For dia de los muertos, and the month of thanksgiving, I am remembering those who have gone on before.
My great-grandmother Rill who taught me Psalm 117 when I was two years old and let me dip crackers in my hot tea at the Chinese restaurant.
My grandma Helen who had a basement full of art supplies. Even though I rarely found anything I could use, I loved to investigate her treasures, and she was always willing to let me.
My grandma Haston would make a 10-pound bag of potatoes for my brother and I for breakfast. (This was before I knew about my nightshade allergies.)
My great-grandfather Ben who bought me a yarn and cloth doll with blond hair, blue eyes, and a blue dress.

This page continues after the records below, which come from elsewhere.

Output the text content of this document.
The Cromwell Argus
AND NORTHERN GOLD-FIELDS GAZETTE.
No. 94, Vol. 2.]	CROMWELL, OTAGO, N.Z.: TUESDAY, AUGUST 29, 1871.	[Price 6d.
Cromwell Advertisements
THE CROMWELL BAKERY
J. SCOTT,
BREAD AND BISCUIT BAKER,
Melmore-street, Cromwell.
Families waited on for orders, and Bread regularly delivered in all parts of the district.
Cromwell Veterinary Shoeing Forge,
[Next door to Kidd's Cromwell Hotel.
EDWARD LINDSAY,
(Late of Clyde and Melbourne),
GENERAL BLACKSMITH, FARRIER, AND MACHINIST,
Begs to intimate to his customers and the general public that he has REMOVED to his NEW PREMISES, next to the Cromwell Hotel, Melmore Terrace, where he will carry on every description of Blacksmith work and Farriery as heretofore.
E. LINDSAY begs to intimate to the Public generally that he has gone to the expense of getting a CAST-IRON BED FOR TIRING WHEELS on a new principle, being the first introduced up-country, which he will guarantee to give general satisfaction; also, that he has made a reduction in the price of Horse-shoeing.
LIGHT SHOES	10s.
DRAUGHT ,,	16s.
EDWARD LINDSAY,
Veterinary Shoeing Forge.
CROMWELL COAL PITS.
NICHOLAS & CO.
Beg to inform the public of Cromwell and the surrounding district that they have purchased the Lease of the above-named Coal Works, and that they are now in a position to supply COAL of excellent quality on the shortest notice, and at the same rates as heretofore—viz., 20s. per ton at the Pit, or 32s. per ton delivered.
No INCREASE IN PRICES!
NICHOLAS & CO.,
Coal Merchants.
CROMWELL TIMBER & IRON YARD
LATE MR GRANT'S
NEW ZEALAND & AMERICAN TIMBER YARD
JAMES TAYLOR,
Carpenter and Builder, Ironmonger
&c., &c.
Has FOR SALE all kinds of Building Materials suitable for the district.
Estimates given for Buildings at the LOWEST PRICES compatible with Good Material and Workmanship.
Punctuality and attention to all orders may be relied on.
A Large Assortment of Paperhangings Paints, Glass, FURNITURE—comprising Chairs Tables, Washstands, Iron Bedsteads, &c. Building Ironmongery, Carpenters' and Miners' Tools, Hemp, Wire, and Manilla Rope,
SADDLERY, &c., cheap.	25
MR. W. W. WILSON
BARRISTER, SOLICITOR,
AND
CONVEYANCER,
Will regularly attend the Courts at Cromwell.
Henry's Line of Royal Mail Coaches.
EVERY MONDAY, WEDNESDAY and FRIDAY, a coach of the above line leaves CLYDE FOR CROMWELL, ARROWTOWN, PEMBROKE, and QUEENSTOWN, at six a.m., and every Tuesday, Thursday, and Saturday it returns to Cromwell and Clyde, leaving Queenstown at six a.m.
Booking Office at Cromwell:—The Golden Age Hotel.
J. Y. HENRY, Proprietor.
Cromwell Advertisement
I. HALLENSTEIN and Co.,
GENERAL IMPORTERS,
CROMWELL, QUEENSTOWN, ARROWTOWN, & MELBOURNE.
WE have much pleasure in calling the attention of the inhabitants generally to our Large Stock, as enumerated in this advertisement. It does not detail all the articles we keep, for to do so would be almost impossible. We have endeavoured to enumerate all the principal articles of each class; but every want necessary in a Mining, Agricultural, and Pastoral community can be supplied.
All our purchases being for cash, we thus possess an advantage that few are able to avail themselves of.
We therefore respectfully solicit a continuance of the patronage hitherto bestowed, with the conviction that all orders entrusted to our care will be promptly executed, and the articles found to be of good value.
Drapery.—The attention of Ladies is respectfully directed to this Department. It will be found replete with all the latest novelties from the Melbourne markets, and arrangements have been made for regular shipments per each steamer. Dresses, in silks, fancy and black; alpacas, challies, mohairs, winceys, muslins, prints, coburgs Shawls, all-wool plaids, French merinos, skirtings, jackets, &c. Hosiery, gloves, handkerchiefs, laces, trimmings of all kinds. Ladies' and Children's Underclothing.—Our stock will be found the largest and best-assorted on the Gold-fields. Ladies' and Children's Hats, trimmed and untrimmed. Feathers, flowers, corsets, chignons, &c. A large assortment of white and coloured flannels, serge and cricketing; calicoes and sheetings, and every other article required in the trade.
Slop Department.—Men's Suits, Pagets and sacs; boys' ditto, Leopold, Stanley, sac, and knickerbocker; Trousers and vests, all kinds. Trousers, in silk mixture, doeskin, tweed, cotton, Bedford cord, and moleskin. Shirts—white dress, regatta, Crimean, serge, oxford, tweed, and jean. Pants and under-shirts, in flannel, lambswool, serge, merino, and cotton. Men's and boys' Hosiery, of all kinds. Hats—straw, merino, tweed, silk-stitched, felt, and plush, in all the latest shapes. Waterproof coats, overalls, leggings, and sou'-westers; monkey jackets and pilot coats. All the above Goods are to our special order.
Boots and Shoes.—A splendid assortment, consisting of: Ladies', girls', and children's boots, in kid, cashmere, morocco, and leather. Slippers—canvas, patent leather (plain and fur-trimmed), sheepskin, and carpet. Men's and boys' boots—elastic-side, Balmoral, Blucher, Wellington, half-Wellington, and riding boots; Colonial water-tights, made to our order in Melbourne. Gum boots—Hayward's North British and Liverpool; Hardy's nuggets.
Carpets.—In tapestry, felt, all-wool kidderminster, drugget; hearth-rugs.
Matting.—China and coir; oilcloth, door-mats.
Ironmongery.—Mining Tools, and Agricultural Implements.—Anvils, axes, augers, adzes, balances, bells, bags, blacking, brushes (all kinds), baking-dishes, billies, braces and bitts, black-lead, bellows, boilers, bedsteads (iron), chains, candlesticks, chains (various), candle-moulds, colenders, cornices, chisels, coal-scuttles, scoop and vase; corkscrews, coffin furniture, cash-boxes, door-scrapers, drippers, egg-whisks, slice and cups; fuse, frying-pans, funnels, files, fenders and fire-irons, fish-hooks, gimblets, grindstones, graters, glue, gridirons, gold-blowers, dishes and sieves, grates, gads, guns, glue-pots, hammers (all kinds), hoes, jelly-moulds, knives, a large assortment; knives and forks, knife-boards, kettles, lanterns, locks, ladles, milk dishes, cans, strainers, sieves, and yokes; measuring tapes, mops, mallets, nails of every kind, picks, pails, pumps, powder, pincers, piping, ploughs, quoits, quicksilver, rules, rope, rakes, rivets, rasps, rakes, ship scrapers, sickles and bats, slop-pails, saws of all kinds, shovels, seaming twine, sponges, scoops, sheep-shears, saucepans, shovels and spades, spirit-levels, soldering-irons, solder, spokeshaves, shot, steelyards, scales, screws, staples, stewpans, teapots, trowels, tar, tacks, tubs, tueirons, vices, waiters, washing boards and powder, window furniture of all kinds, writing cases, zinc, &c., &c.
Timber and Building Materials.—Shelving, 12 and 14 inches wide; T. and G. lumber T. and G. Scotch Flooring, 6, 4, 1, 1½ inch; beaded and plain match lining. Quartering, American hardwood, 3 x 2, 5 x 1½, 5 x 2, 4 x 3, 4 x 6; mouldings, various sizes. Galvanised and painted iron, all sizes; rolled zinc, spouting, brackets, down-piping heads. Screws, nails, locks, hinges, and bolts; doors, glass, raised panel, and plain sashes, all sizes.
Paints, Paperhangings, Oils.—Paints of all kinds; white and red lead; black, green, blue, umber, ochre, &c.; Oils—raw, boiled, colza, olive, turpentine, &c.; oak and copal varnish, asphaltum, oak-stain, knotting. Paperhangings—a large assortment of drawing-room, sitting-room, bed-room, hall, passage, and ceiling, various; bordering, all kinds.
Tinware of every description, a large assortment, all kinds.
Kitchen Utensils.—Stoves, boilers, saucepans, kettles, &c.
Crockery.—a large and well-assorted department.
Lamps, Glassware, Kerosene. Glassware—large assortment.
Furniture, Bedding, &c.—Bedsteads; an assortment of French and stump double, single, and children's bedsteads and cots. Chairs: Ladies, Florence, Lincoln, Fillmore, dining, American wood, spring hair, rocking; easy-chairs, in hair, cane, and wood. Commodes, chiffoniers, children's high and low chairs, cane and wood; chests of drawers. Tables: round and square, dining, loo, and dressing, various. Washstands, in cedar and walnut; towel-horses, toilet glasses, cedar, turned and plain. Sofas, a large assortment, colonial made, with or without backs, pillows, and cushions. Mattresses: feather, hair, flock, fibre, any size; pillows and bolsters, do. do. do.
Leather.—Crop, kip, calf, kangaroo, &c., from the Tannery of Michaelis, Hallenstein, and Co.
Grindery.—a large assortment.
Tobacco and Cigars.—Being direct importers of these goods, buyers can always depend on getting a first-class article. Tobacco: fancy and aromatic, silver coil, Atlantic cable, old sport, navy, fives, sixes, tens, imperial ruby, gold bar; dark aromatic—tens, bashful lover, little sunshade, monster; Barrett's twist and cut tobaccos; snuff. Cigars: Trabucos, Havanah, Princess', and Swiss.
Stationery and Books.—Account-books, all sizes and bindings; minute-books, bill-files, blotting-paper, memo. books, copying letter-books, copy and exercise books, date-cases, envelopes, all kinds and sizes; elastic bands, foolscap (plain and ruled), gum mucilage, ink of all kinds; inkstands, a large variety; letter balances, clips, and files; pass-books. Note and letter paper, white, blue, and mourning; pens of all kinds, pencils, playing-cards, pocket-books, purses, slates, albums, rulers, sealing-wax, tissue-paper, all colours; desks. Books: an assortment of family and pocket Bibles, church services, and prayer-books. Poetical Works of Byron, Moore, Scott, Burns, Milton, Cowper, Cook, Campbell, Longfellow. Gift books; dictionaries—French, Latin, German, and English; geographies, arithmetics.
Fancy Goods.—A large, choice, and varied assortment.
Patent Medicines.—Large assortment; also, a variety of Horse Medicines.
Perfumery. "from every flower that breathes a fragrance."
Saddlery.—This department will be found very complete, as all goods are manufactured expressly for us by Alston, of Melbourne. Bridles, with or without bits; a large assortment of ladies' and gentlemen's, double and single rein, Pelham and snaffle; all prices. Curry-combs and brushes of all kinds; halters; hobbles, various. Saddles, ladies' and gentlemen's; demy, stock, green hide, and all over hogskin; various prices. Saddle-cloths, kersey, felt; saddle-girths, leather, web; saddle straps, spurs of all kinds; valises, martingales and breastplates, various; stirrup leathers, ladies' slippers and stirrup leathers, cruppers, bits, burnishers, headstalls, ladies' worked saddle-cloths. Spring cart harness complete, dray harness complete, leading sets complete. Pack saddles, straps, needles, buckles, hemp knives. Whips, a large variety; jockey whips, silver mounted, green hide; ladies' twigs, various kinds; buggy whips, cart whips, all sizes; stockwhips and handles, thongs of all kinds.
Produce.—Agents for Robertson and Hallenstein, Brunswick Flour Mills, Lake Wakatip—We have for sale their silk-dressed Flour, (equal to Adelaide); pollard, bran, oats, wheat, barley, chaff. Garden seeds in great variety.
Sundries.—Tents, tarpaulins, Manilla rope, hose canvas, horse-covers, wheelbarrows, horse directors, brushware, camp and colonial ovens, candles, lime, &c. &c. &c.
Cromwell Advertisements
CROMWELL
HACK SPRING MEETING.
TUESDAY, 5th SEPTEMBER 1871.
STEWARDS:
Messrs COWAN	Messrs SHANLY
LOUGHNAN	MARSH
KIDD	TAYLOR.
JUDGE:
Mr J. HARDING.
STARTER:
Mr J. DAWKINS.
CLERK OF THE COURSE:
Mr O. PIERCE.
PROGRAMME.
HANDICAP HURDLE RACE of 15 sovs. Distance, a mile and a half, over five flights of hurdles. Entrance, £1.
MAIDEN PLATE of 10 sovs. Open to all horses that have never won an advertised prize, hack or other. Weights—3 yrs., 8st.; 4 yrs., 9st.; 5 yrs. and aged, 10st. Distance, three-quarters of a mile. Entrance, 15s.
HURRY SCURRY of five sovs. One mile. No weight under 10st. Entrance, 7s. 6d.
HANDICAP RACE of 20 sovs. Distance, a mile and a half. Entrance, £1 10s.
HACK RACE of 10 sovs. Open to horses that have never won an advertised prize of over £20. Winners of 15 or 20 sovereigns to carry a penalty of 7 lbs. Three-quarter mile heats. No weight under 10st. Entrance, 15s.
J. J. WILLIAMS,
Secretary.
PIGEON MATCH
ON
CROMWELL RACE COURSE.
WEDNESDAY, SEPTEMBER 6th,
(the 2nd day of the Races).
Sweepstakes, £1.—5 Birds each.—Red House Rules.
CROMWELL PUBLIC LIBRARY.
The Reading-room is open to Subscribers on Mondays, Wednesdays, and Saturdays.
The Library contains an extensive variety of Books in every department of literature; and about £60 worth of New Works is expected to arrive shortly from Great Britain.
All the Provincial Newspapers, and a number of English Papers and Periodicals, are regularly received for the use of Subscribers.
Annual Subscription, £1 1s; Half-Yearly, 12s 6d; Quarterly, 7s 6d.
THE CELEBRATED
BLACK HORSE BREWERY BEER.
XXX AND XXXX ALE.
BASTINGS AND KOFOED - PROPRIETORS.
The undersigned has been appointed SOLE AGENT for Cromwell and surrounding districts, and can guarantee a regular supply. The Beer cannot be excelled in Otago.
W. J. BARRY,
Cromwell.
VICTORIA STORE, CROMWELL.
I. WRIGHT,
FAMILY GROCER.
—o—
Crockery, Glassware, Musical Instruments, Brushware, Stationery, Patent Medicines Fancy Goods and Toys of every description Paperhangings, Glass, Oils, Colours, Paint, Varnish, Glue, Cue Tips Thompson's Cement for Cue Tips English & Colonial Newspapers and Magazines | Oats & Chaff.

My grampa Guy whose rough voice and hands were gentle talking to the grands. I loved cigar smoke because of Grampa Guy.
My uncle Guy who would carry us around on his shoulders and let us be 8 feet tall.
My great-grandmother Lee, the granddaughter of Annie Fisher, Cherokee from the Trail of Tears, and how quiet she was when we visited her.
My grampa Haston who said “a whistling woman and a crowing hen will always come to no good end.” So far, I’ve avoided that prophecy! He would pick cherries and give us some straight out of the bucket. Same for grapes. I remember him tipping his coffee into his saucer and drinking it from there. I loved pipe smoke because of Grampa Haston.
Oma White, who I know was waiting for Momma when she arrived.
Bee Shaver who was also there, waiting to welcome my parents home.
I’m old enough now that I could write a long time on this post. Mostly though, I just wanted to say, thank you, God, for sending me folks to love me throughout my life who have marked the trail ahead of me and let me know that while the passage isn’t always comfortable, it is a journey worth completing.